Ils sont nombreux ! L’environnement scientifique et culturel très divers du Collège de France, l’enthousiasme pour la recherche et la richesse des cours, conférences et discussions plus informelles avec des spécialistes renommés de différentes disciplines, sont très précieux. Il en est de même de l’insertion dans une équipe de recherche et des dialogues avec d’autres équipes, notamment à l’occasion de séminaires entre les chaires au sein de l’Institut du monde contemporain.
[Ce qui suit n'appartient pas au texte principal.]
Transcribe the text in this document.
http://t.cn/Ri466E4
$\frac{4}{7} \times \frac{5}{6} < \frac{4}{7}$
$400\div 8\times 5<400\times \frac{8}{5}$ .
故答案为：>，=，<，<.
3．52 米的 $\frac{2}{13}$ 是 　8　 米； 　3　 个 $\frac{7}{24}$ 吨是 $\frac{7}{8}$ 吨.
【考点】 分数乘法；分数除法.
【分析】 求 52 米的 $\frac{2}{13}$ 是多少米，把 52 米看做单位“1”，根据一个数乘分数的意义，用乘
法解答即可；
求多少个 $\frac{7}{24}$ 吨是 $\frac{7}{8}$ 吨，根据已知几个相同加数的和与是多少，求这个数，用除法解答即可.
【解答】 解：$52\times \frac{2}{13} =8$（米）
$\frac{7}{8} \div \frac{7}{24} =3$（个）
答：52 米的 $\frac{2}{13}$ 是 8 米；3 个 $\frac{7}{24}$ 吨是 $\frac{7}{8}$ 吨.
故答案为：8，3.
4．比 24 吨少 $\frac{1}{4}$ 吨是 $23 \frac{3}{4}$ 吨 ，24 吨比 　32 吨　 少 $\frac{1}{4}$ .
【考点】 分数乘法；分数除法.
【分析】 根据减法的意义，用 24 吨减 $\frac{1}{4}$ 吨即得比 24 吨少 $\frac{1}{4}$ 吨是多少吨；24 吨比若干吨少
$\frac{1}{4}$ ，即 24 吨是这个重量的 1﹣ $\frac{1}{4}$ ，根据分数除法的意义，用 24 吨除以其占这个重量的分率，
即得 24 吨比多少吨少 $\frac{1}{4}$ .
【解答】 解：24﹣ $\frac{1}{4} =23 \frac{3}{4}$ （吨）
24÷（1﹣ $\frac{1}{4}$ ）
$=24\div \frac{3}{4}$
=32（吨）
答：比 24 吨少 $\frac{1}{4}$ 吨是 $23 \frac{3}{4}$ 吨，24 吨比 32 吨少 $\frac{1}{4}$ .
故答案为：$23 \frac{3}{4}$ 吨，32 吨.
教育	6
Les avantages sont encore plus grands sur un tel projet de recherche qui nécessite une approche pluridisciplinaire parce qu’il requiert des connaissances techniques en informatique et s’inscrit dans des problématiques générales de philosophie des sciences et techniques.

 

« La bourse Anna Caroppo m’a donné la possibilité de travailler à un nouveau thème de recherche dans les meilleures conditions, professionnelles et humaines, et ainsi de préparer sereinement les prochaines étapes de mon parcours académique. »

 

Que vous a permis de mettre en place la bourse Anna Caroppo – Fondation du Collège de France ?

Avoir l’opportunité de travailler au Collège de France et avec la Professeure Samantha Besson en particulier, auprès de laquelle j’ai déjà beaucoup appris tant sur le plan du fond que de l’éthique de travail, est une chance immense. La bourse Anna Caroppo – Fondation du Collège de France m’a donné la possibilité de travailler à un nouveau thème de recherche dans les meilleures conditions, professionnelles et humaines, et ainsi de préparer sereinement les prochaines étapes de mon parcours académique. Elle m’a en particulier permis de bénéficier d’un cadre de travail, d’un accès à des fonds documentaires et des apports des travaux de la Professeure Samantha Besson relatifs au droit international de la science, sur la durée d’une année complète. L’échange avec d’autres chercheurs, y compris internationaux, m’a aussi permis de réfléchir différemment au travail de chercheur et à sa diffusion. Je suis très reconnaissante à la Professeure Samantha Besson d’avoir soutenu ma candidature, à son équipe, et à la Fondation du Collège de France de me donner les moyens de poursuivre mon chemin de chercheuse dans un environnement aussi riche et stimulant.